Ellena stawiła pierwsze kroki w świecie perfum w wieku 16 lat, w fabryce w Grasse, a trzy lata później została zatrudniona jako asystentka perfumiarza w Givaudan w Szwajcarii.

Po pobycie w Nowym Jorku i Genewie przeniósł się do Paryża w 1975 r. Z żoną i dwójką małych dzieci, a rok później - w wieku zaledwie 28 lat - odniósł swój pierwszy duży sukces z „First” dla Van Cleefa i Arpelsa.

Ellena przeszła długą drogę, odkąd „First” - „gromadzenie się składników” - z minimalistycznym poszukiwaniem „czystości” w centrum jego pracy.

Przed dołączeniem do Hermes postawił dwa warunki: pozostać blisko swojej rodzinnej Grasse i być wolnym od ograniczeń marketingowych.

Opracowując nowy zapach, współpracuje bezpośrednio z szefem działu perfum w firmie - i wspólnie dokonują wyborów bez grup fokusowych ani badań rynkowych.

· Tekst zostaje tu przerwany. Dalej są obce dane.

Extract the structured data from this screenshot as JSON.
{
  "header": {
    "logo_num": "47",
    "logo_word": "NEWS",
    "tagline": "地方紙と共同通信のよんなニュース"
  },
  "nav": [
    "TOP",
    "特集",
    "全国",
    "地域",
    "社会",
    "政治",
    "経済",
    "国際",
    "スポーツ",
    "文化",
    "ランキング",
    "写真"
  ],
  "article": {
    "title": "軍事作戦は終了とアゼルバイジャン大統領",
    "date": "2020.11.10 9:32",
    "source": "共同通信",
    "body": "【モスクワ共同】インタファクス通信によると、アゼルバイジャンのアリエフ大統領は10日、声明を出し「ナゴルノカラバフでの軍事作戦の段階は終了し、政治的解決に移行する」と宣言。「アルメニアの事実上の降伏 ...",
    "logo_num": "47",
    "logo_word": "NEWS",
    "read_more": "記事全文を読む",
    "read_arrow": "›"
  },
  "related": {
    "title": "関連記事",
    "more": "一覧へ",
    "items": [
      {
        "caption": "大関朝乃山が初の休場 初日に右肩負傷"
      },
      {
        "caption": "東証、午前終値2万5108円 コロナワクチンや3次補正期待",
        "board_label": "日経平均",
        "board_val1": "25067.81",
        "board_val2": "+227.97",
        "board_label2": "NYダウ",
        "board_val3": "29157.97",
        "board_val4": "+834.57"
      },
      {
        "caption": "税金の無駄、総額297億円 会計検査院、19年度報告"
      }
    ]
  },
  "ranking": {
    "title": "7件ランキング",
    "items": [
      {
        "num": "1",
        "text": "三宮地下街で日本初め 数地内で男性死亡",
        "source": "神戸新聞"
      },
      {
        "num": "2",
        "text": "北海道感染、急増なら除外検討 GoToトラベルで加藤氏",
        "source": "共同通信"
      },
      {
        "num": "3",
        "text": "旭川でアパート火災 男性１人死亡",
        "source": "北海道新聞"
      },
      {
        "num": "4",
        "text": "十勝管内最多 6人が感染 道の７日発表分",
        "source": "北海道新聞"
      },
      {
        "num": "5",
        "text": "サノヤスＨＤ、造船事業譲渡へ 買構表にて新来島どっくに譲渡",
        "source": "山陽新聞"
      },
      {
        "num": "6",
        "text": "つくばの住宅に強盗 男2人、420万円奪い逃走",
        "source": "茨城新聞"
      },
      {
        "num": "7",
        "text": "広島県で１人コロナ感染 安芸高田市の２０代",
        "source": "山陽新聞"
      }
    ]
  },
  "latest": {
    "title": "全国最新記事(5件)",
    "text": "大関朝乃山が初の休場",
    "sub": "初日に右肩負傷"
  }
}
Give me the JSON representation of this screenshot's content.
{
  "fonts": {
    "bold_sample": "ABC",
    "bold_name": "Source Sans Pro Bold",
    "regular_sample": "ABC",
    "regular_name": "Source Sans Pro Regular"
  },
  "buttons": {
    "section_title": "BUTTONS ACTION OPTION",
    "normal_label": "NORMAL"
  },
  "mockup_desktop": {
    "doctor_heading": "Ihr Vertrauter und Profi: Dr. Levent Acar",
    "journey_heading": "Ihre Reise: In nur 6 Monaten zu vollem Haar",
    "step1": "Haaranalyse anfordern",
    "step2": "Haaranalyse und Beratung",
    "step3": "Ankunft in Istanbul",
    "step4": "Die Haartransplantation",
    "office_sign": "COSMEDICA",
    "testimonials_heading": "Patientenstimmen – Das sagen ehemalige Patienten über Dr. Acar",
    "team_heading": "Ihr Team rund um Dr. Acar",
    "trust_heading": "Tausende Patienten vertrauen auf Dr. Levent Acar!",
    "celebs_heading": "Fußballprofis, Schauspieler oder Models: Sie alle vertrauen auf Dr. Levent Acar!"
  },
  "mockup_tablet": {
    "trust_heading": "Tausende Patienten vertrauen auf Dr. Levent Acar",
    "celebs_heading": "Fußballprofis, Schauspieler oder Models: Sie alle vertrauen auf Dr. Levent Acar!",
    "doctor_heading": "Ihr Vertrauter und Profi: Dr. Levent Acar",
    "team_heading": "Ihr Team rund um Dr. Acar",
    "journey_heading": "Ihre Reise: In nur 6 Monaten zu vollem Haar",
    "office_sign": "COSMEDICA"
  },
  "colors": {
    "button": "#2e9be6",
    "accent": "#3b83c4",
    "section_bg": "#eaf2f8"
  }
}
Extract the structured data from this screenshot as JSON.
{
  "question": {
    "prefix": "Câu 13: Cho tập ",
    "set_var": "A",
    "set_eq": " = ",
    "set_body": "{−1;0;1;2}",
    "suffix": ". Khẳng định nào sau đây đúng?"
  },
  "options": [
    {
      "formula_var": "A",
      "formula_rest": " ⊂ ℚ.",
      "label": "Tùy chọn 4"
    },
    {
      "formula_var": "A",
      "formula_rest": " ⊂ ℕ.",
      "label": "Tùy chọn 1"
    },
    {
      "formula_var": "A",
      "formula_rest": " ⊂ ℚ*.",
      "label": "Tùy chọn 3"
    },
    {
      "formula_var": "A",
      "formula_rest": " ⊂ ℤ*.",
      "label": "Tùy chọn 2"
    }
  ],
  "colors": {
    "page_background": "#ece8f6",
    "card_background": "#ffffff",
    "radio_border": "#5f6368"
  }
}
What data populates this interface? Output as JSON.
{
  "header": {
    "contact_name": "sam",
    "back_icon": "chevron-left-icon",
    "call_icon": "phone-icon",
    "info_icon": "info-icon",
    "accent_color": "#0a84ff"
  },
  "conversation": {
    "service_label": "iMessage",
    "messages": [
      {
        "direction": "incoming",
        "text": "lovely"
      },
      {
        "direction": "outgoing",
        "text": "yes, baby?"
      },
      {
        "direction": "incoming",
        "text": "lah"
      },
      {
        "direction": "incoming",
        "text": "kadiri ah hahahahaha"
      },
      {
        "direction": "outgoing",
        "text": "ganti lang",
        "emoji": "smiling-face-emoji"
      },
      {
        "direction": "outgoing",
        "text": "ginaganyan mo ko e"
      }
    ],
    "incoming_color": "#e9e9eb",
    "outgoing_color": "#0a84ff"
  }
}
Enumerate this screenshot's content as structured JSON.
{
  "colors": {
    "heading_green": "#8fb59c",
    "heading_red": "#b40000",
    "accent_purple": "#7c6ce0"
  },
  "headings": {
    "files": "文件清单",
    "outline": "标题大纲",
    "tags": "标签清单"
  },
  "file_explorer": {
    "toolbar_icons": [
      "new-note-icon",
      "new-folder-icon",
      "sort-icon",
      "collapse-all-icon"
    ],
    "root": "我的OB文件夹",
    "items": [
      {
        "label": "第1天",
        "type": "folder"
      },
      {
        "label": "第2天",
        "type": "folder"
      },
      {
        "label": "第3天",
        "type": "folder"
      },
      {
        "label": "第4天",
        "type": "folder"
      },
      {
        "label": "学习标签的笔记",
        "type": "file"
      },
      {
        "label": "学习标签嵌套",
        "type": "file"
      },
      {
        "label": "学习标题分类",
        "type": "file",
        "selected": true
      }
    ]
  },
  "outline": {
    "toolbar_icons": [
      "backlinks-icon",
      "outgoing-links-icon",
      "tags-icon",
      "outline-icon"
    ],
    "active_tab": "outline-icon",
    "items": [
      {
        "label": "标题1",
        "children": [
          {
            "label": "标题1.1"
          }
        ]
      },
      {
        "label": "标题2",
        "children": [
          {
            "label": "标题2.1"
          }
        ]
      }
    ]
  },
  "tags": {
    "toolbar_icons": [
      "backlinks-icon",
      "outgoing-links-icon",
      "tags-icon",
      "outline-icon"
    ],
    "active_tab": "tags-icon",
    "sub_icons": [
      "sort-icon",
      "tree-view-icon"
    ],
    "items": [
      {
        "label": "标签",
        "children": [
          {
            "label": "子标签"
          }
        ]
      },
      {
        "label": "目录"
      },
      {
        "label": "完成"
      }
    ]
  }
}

Każdego roku tworzy perfumy na temat ogrodu - „Un Jardin en Mediterrannee”, „Un Jardin au Kerala” - podróżując za każdym razem do danego miejsca w poszukiwaniu inspiracji.

Regularnie dodaje także do kolekcji „Hermessences”, którą nazywa perfumami „haikus”.

Ellena ma ostatnie słowo w sprawie nazw i cen swoich perfum, a także pomaga wybrać projekt butelki: „Nazwa perfum to tytuł opowieści”.

Wyjaśnia jednak, że jego wizja perfum „zatrzymuje się z chwilą wprowadzenia na rynek.

„Od tego momentu dziecko samo wyrusza w drogę. Nie należy już do mnie - ludzie to robią i to jest dla mnie w porządku.